One of my friends introduced me to Respiratory Therapist (RT). I didn't even know what RT is back then. He told me you work really close with nurses, and you are also working in the hospital. So I thought, okay, at least I can start here and see how it goes. I studied for 2 years and got my RT license in 2009. The few years in RT were fun but not as fulfilled as RN when I compare now. I always feel like I don't have an ideal job and the hospital I want to work for.

After I got my RN degree, I worked at County USC. I was training for ER there. Now I work in the VA hospital in Long Beach. It was quite a long journey to get to where I am now. I finally feel like I am now where I belong. I feel energized, inspired, and fulfilled every day. I definitely feel like I'm a better fit for RN. It aligns with my personality. For example, I enjoy interacting with patients and feel needed in different areas. RT doesn't have that much interaction with patients, and tasks are more specific. RN is all around, and you are needed everywhere.

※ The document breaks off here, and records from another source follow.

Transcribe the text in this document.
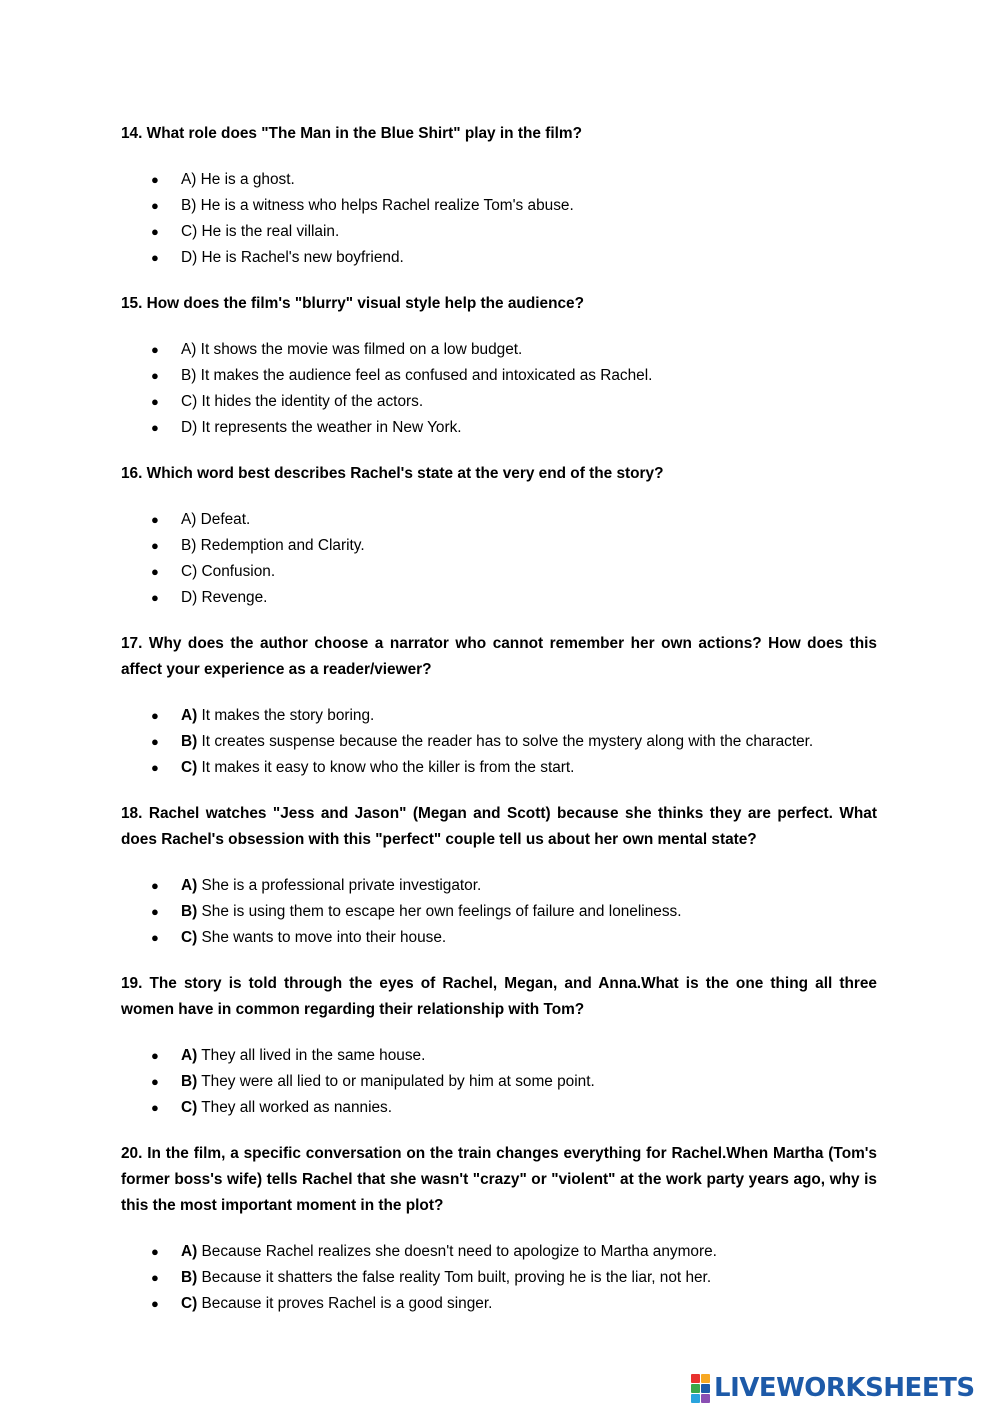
14. What role does "The Man in the Blue Shirt" play in the film?

● A) He is a ghost.
● B) He is a witness who helps Rachel realize Tom's abuse.
● C) He is the real villain.
● D) He is Rachel's new boyfriend.

15. How does the film's "blurry" visual style help the audience?

● A) It shows the movie was filmed on a low budget.
● B) It makes the audience feel as confused and intoxicated as Rachel.
● C) It hides the identity of the actors.
● D) It represents the weather in New York.

16. Which word best describes Rachel's state at the very end of the story?

● A) Defeat.
● B) Redemption and Clarity.
● C) Confusion.
● D) Revenge.

17. Why does the author choose a narrator who cannot remember her own actions? How does this affect your experience as a reader/viewer?

● A) It makes the story boring.
● B) It creates suspense because the reader has to solve the mystery along with the character.
● C) It makes it easy to know who the killer is from the start.

18. Rachel watches "Jess and Jason" (Megan and Scott) because she thinks they are perfect. What does Rachel's obsession with this "perfect" couple tell us about her own mental state?

● A) She is a professional private investigator.
● B) She is using them to escape her own feelings of failure and loneliness.
● C) She wants to move into their house.

19. The story is told through the eyes of Rachel, Megan, and Anna.What is the one thing all three women have in common regarding their relationship with Tom?

● A) They all lived in the same house.
● B) They were all lied to or manipulated by him at some point.
● C) They all worked as nannies.

20. In the film, a specific conversation on the train changes everything for Rachel.When Martha (Tom's former boss's wife) tells Rachel that she wasn't "crazy" or "violent" at the work party years ago, why is this the most important moment in the plot?

● A) Because Rachel realizes she doesn't need to apologize to Martha anymore.
● B) Because it shatters the false reality Tom built, proving he is the liar, not her.
● C) Because it proves Rachel is a good singer.
LIVEWORKSHEETS
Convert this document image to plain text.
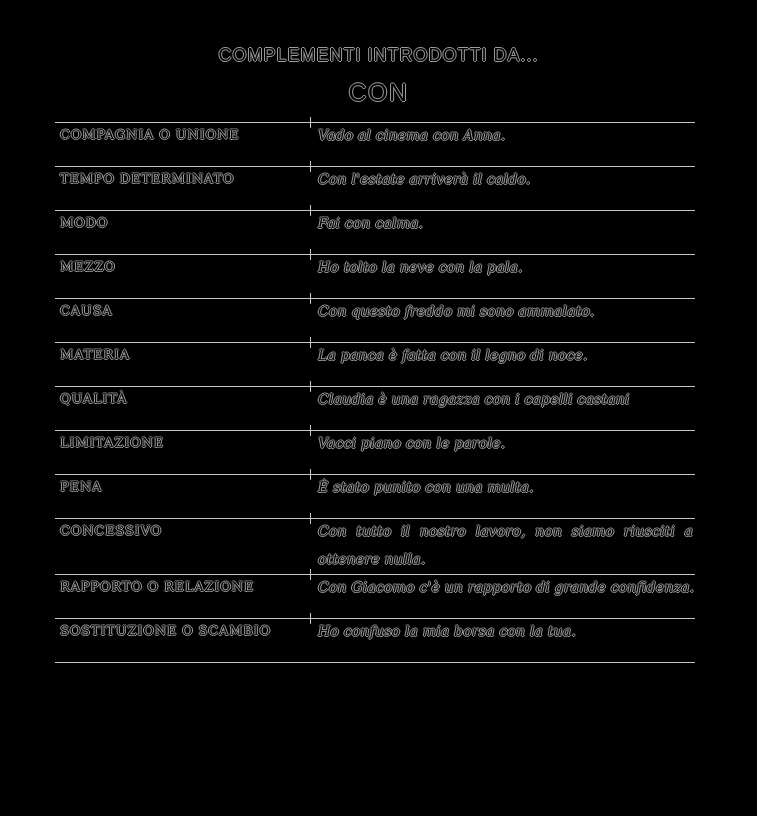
COMPLEMENTI INTRODOTTI DA...
CON
COMPAGNIA O UNIONE	Vado al cinema con Anna.
TEMPO DETERMINATO	Con l'estate arriverà il caldo.
MODO	Fai con calma.
MEZZO	Ho tolto la neve con la pala.
CAUSA	Con questo freddo mi sono ammalato.
MATERIA	La panca è fatta con il legno di noce.
QUALITÀ	Claudia è una ragazza con i capelli castani
LIMITAZIONE	Vacci piano con le parole.
PENA	È stato punito con una multa.
CONCESSIVO	Con tutto il nostro lavoro, non siamo riusciti a
ottenere nulla.
RAPPORTO O RELAZIONE	Con Giacomo c'è un rapporto di grande confidenza.
SOSTITUZIONE O SCAMBIO	Ho confuso la mia borsa con la tua.
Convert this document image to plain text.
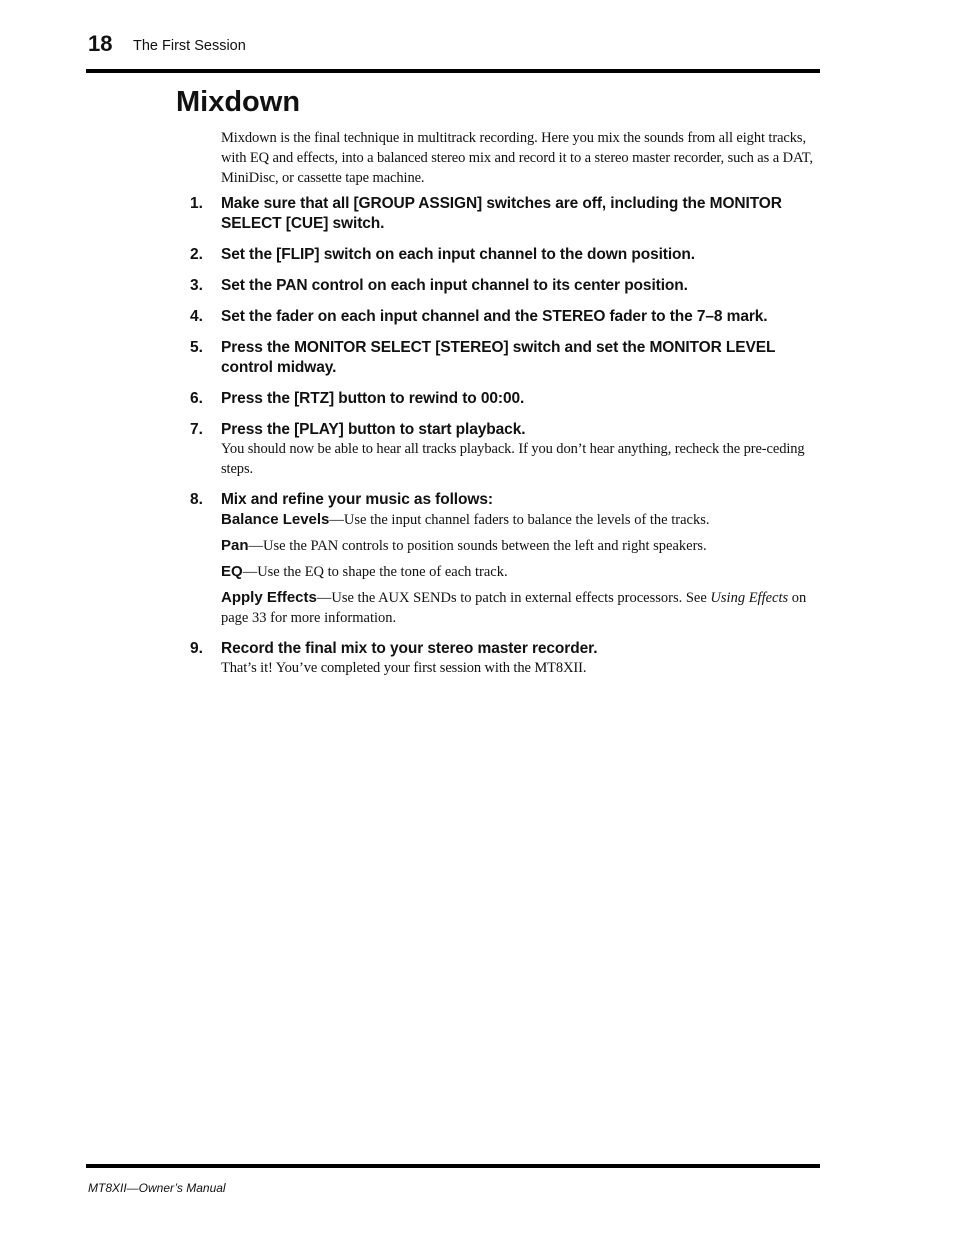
18 The First Session
Mixdown

Mixdown is the final technique in multitrack recording. Here you mix the sounds from all eight tracks, with EQ and effects, into a balanced stereo mix and record it to a stereo master recorder, such as a DAT, MiniDisc, or cassette tape machine.

1. Make sure that all [GROUP ASSIGN] switches are off, including the MONITOR SELECT [CUE] switch.
2. Set the [FLIP] switch on each input channel to the down position.
3. Set the PAN control on each input channel to its center position.
4. Set the fader on each input channel and the STEREO fader to the 7–8 mark.
5. Press the MONITOR SELECT [STEREO] switch and set the MONITOR LEVEL control midway.
6. Press the [RTZ] button to rewind to 00:00.
7. Press the [PLAY] button to start playback.

You should now be able to hear all tracks playback. If you don’t hear anything, recheck the pre-ceding steps.

8. Mix and refine your music as follows:

Balance Levels—Use the input channel faders to balance the levels of the tracks.

Pan—Use the PAN controls to position sounds between the left and right speakers.

EQ—Use the EQ to shape the tone of each track.

Apply Effects—Use the AUX SENDs to patch in external effects processors. See Using Effects on page 33 for more information.

9. Record the final mix to your stereo master recorder.

That’s it! You’ve completed your first session with the MT8XII.

MT8XII—Owner’s Manual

There are also so many growth opportunities with RN. I especially love ER nursing because I enjoy the adrenaline of the environment! Overall, nursing is a very rewarding career. I'm constantly learning and grow as a nurse and as a person.

Do you think being a multi-cultural and multi-lingual background has aided you or created struggles for you? It could be both. If so, please elaborate. And any struggles at workplace?

I don't think I struggled too much at work. I think it's because I did RT for a long time, I was already emerged in the environment, and had some experience, so I didn't feel overwhelmed. If i just get into RN after college, I feel like I definitely would struggle. but because I did RT for so long, I feel more comfortable in the environment and I was more confident with what I do.

Knowing a second language definitely helps. I didn't use Chinese as much, but when I was in the county hospital, I wish I knew Spanish.

Any thoughts on the education of the next generation?

My parenting method is more aligned with Chinese traditions. We speak Chinese at home. Still, he's already learning English by himself watching videos. Once he starts school, he'll become more westernized, I'm sure. We're not worried about his English at all. Children learn so fast. I do want to make sure he continues the Chinese culture and language.